Bon à savoir : si autrefois, le préjudice d'anxiété n'était reconnu que pour l'exposition à l'amiante, la Cour a reconnu qu'elle n'était plus l'unique cause pouvant caractériser un préjudice d’anxiété. Elle a ainsi étendu le préjudice à toute substance nocive ou toxique nocive ou toxique générant un risque élevé de développer une pathologie grave (2).
En l’espèce, la Cour de cassation considère que les documents établis par un médecin du travail retraité afin de permettre à des salariés de justifier de leur exposition à différents produits chimiques, ne suffisaient pas à justifier de leur exposition personnelle ou du fait que les postes occupés étaient effectivement au contact de la substance nocive ou toxique.
Elle retient que "les documents rédigés par le médecin du travail retraité, qui énumèrent les produits auxquels les salariés avaient pu être exposés au cours de leurs activités professionnelles, n'étaient pas le fruit de constatations dudit médecin quant à la situation d'exposition personnelle des salariés” et que “ces documents ne contenaient aucune description des postes effectivement occupés par les salariés concernés”.
Elle a ensuite relevé que les autres pièces produites, notamment les fiches de poste, établissaient :
- soit l'absence d'exposition à des produits toxiques ;
- soit une exposition très rare ou de faible durée.
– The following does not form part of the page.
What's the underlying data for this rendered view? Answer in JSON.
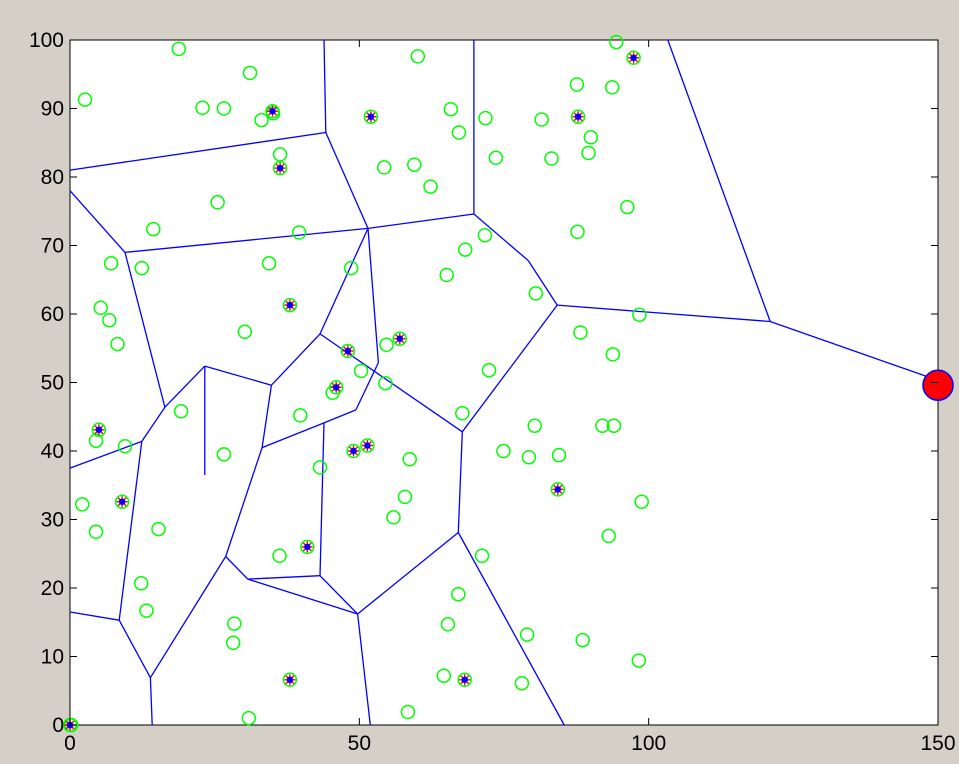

Elles n'étaient donc pas de nature à établir, pour l'ensemble des postes occupés pendant la durée de l'activité professionnelle, soit une exposition aux substances, soit une exposition suffisamment significative pour entraîner un risque de maladie grave.
2. La charge de la preuve
Il est rappelé qu’il appartient au salarié demandeur de prouver l’effectivité du préjudice. Dans cette même affaire, la Cour réaffirme la nécessité que le préjudice soit subi de façon individuelle et personnelle.
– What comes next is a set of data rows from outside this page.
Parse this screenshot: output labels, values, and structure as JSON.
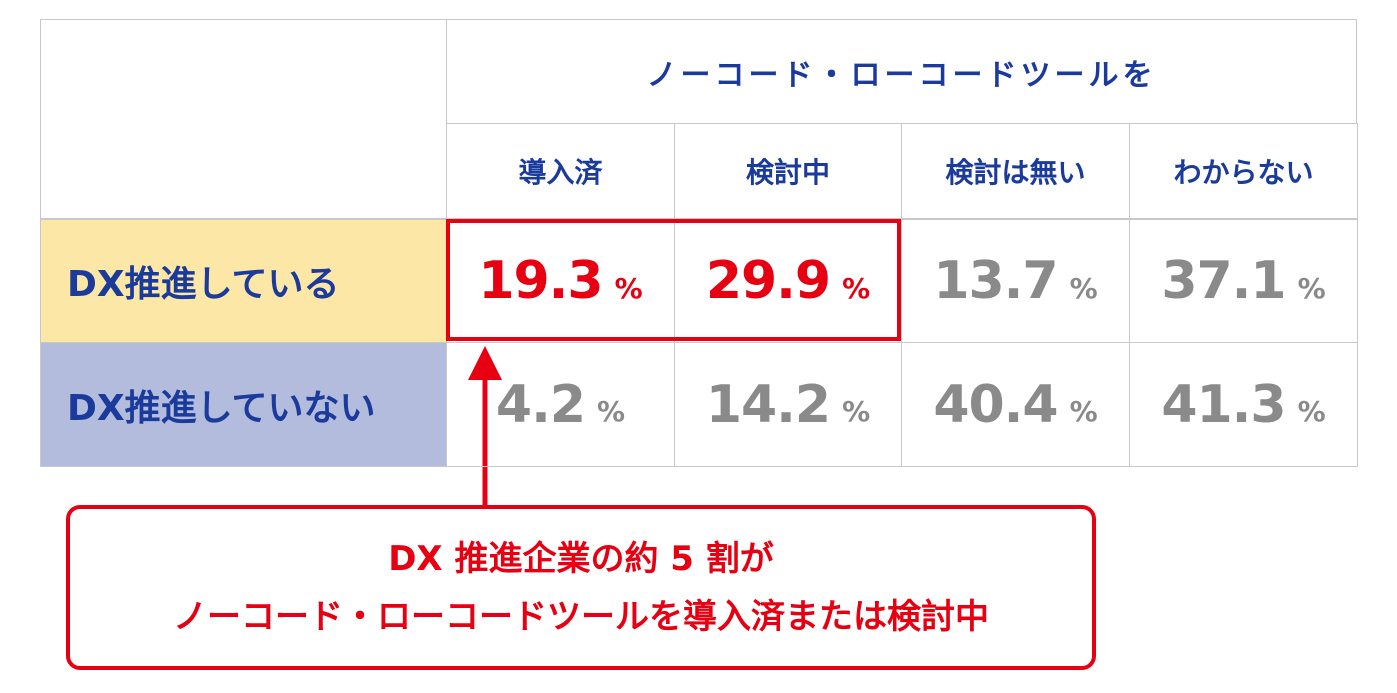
{
  "table": {
    "group_header": "ノーコード・ローコードツールを",
    "columns": [
      "導入済",
      "検討中",
      "検討は無い",
      "わからない"
    ],
    "unit": "%",
    "rows": [
      {
        "label": "DX推進している",
        "cells": [
          19.3,
          29.9,
          13.7,
          37.1
        ]
      },
      {
        "label": "DX推進していない",
        "cells": [
          4.2,
          14.2,
          40.4,
          41.3
        ]
      }
    ]
  },
  "callout": {
    "lines": [
      "DX 推進企業の約 5 割が",
      "ノーコード・ローコードツールを導入済または検討中"
    ]
  }
}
Ici, même si l'employeur n'avait pas remis les fiches d'expositions (voir ci-après), il appartenait au salarié de justifier le préjudice qui en était résulté pour lui.
3. La responsabilité de l'employeur peut-elle être engagée pour défaut de remise de l'attestation d'exposition aux risques ?
Une attestation d'exposition doit être établie par l'employeur et le médecin du travail lorsque le salarié est exposé à certains risques. Elle doit être délivrée à tout travailleur qui quitte un établissement dès lors qu'il a été exposé à l'amiante.
L'employeur doit rédiger une fiche d'exposition pour chaque travailleur exposé à l'amiante en indiquant (3) :
- la nature du travail réalisé, les caractéristiques des matériaux et appareils en cause, les périodes de travail au cours desquelles il a été exposé et les autres risques ou nuisances d'origine chimique, physique ou biologique du poste de travail ;
- les dates et les résultats des contrôles de l'exposition au poste de travail ainsi que la durée et l'importance des expositions accidentelles ;
- les procédés de travail utilisés ;
- les moyens de protection collective et les équipements de protection individuelle utilisés.
Un double de la fiche d’exposition doit être transmis au médecin du travail et conservé dans le dossier médical du collaborateur.
Bon à savoir : rappelons également, à cette occasion, que l'employeur doit établir, pour chaque travailleur, une fiche d'exposition à certains agents chimiques (cancérogène, mutagène, etc.) (4).
Cependant, la Cour de cassation, dans cette espèce, a considéré que "la seule absence de remise par l'employeur des attestations d'exposition aux produits chimiques cancérogènes et à l'amiante au salarié [n'entraînait] pas un préjudice pour ce dernier, dit préjudice nécessaire, ouvrant droit à une indemnisation automatique".
Autrement dit, le salarié doit prouver le préjudice qui résulte de l'absence de remise de ce document. L'absence, à elle-seule, ne permet pas d'obtenir réparation automatique.